Numerosos artistas se sienten satisfechos con la belleza exterior de la marioneta que sin embargo da a los espectadores la posibilidad de descubrir diferentes formas artísticas. De esta manera la marioneta invade nuevos territorios. Incluso en el seno del teatro de actor, se ha convertido en una fuente de metáforas variadas. Esta gran expansión de la marioneta figurativa antigua está ligada a un movimiento inversamente proporcional al espacio que ocupaba anteriormente. Esto es debido a la gran invasión del objeto y, a mayor escala, a todo aquello que toca la materia. Porque todo objeto, toda materia, sometida a una animación, nos habla y exige su derecho a la vida teatral.
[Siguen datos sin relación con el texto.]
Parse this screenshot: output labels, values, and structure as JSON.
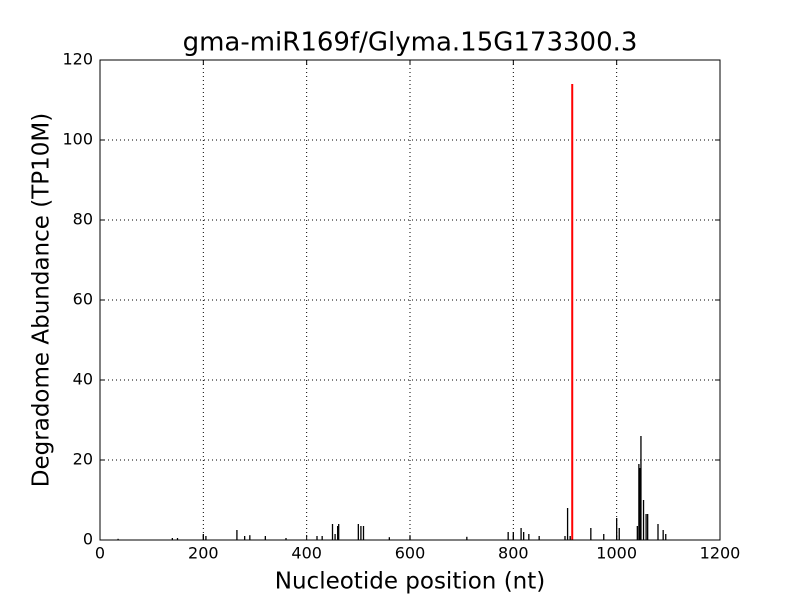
{
  "chart_data": {
    "type": "spike",
    "title": "gma-miR169f/Glyma.15G173300.3",
    "xlabel": "Nucleotide position (nt)",
    "ylabel": "Degradome Abundance (TP10M)",
    "series": [
      {
        "color": "#000000",
        "x": [
          35,
          140,
          150,
          200,
          205,
          265,
          280,
          290,
          320,
          360,
          420,
          430,
          450,
          455,
          460,
          462,
          500,
          505,
          510,
          560,
          600,
          710,
          790,
          800,
          815,
          820,
          830,
          850,
          900,
          905,
          910,
          950,
          975,
          1000,
          1005,
          1040,
          1043,
          1045,
          1047,
          1052,
          1057,
          1060,
          1080,
          1090,
          1095
        ],
        "values": [
          0.3,
          0.5,
          0.5,
          1.5,
          1,
          2.5,
          1,
          1.2,
          1,
          0.5,
          1,
          1,
          4,
          1.5,
          3.5,
          4,
          4,
          3.5,
          3.5,
          0.7,
          1,
          0.8,
          2,
          2,
          3,
          2,
          1.5,
          1,
          1,
          8,
          1,
          3,
          1.5,
          5.5,
          3,
          3.5,
          19,
          18,
          26,
          10,
          6.5,
          6.5,
          4,
          2.5,
          1.5
        ]
      },
      {
        "color": "#ff0000",
        "x": [
          914
        ],
        "values": [
          114
        ]
      }
    ],
    "xlim": [
      0,
      1200
    ],
    "xticks": [
      0,
      200,
      400,
      600,
      800,
      1000,
      1200
    ],
    "ylim": [
      0,
      120
    ],
    "yticks": [
      0,
      20,
      40,
      60,
      80,
      100,
      120
    ],
    "grid": true
  }
}
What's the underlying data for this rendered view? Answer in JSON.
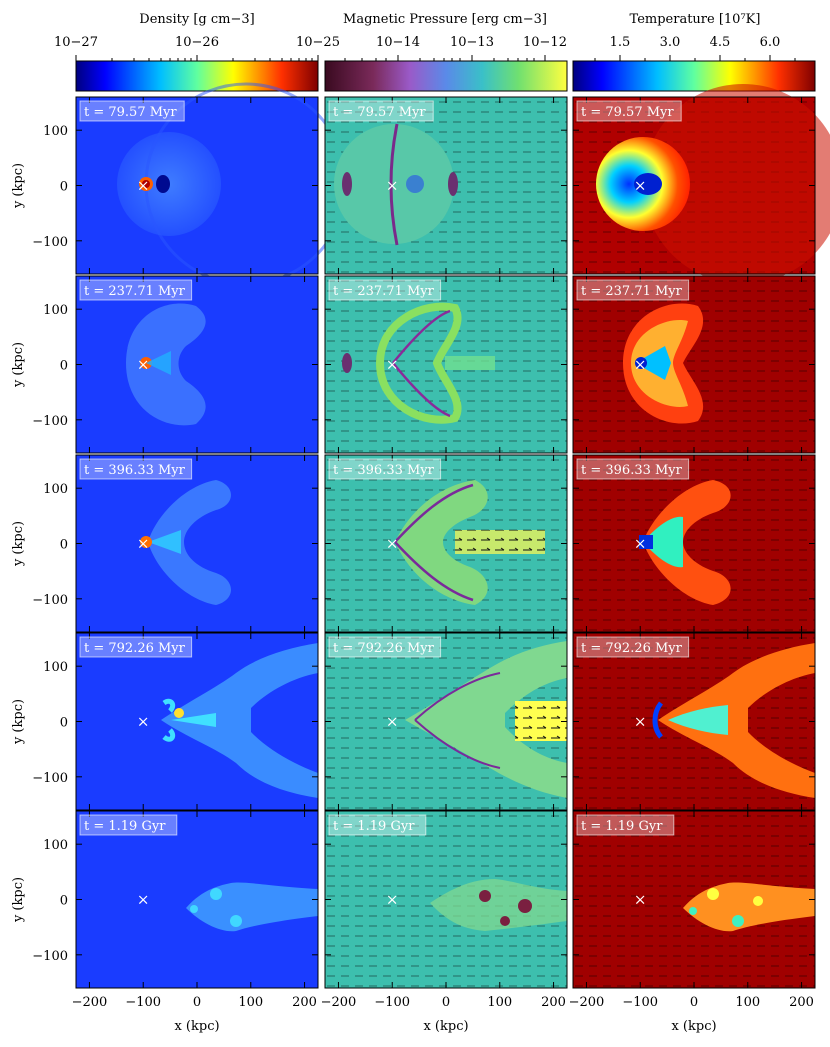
{
  "colorbars": [
    {
      "title": "Density [g cm−3]",
      "ticks": [
        "10−27",
        "10−26",
        "10−25"
      ],
      "scale": "log",
      "range": [
        "1e-27",
        "1e-25"
      ],
      "colormap": "jet"
    },
    {
      "title": "Magnetic Pressure [erg cm−3]",
      "ticks": [
        "10−14",
        "10−13",
        "10−12"
      ],
      "scale": "log",
      "colormap": "plasma-viridis"
    },
    {
      "title": "Temperature [10⁷K]",
      "ticks": [
        "1.5",
        "3.0",
        "4.5",
        "6.0"
      ],
      "scale": "linear",
      "colormap": "jet"
    }
  ],
  "time_labels": [
    "t = 79.57 Myr",
    "t = 237.71 Myr",
    "t = 396.33 Myr",
    "t = 792.26 Myr",
    "t = 1.19 Gyr"
  ],
  "axes": {
    "xlabel": "x  (kpc)",
    "ylabel": "y  (kpc)",
    "xticks": [
      "−200",
      "−100",
      "0",
      "100",
      "200"
    ],
    "yticks": [
      "100",
      "0",
      "−100"
    ],
    "xlim": [
      -225,
      225
    ],
    "ylim": [
      -160,
      160
    ]
  },
  "marker": {
    "symbol": "×",
    "x_kpc": -100,
    "y_kpc": 0
  },
  "panel_colors": {
    "density_background": "#1a3cff",
    "magnetic_background": "#3dbfae",
    "temperature_background": "#7a0000"
  }
}
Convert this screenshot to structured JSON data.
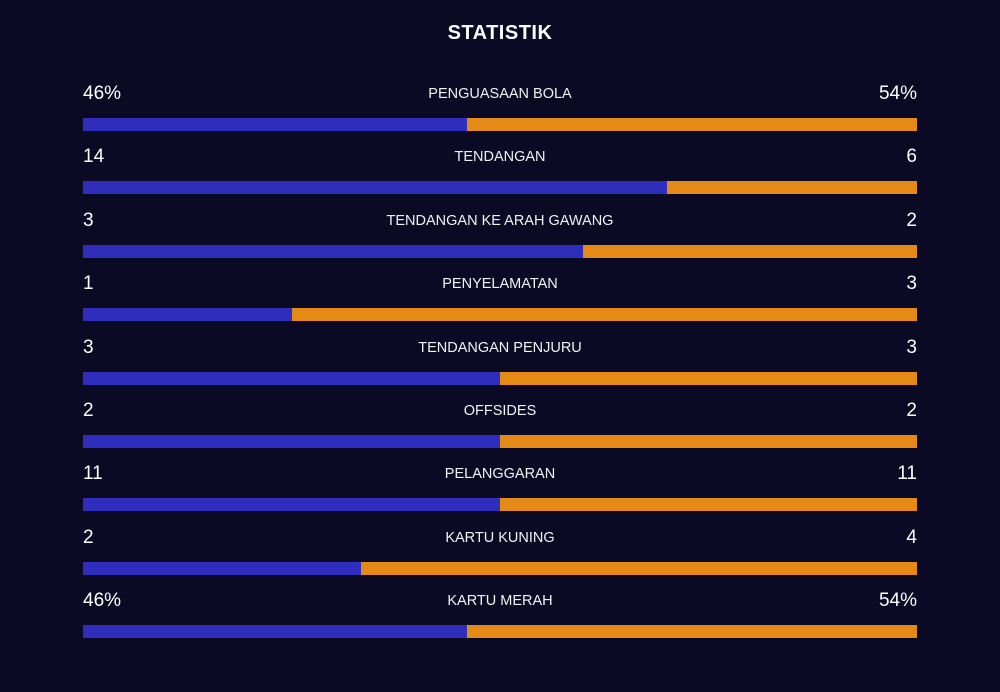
{
  "title": "STATISTIK",
  "colors": {
    "home": "#2e2dbc",
    "away": "#e58a17",
    "background": "#0a0a24"
  },
  "stats": [
    {
      "label": "PENGUASAAN BOLA",
      "home": "46%",
      "away": "54%",
      "home_share": 0.46
    },
    {
      "label": "TENDANGAN",
      "home": "14",
      "away": "6",
      "home_share": 0.7
    },
    {
      "label": "TENDANGAN KE ARAH GAWANG",
      "home": "3",
      "away": "2",
      "home_share": 0.6
    },
    {
      "label": "PENYELAMATAN",
      "home": "1",
      "away": "3",
      "home_share": 0.25
    },
    {
      "label": "TENDANGAN PENJURU",
      "home": "3",
      "away": "3",
      "home_share": 0.5
    },
    {
      "label": "OFFSIDES",
      "home": "2",
      "away": "2",
      "home_share": 0.5
    },
    {
      "label": "PELANGGARAN",
      "home": "11",
      "away": "11",
      "home_share": 0.5
    },
    {
      "label": "KARTU KUNING",
      "home": "2",
      "away": "4",
      "home_share": 0.3333
    },
    {
      "label": "KARTU MERAH",
      "home": "46%",
      "away": "54%",
      "home_share": 0.46
    }
  ]
}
Así, a partir de ahora, el objeto sustituye a la marioneta figurativa, abriendo a los artistas un camino hacia un nuevo lenguaje poético, hacia una creación que implica imágenes ricas y dinámicas.

La imaginería y las metáforas que, en otro tiempo, han sido características de cada tipo de marionetas, diferenciando las unas de las otras, se han convertido, hoy en día, en la fuente de expresión de cada marionetista individual. Así aparece un nuevo lenguaje poético singular que no depende de la tradición genérica sino del talento del artista, de su creatividad individual. La uniformización de los medios de expresión ha engendrado su diferenciación. La ciudad global de Mc Luhan se ha convertido en sus antípodas. Los diferentes medios de expresión se han convertido en los instrumentos de la palabra individual que siempre prefiere soluciones originales. Queda claro que la tradición figurativa de la marioneta no ha desaparecido de nuestro horizonte. Y deseamos que permanezca siempre como punto de referencia de gran valor.

Henryk Jurkowski, especialista en teatro de muñecos, experto en arte popular y semiótica, crítico teatral, investigador y escritor.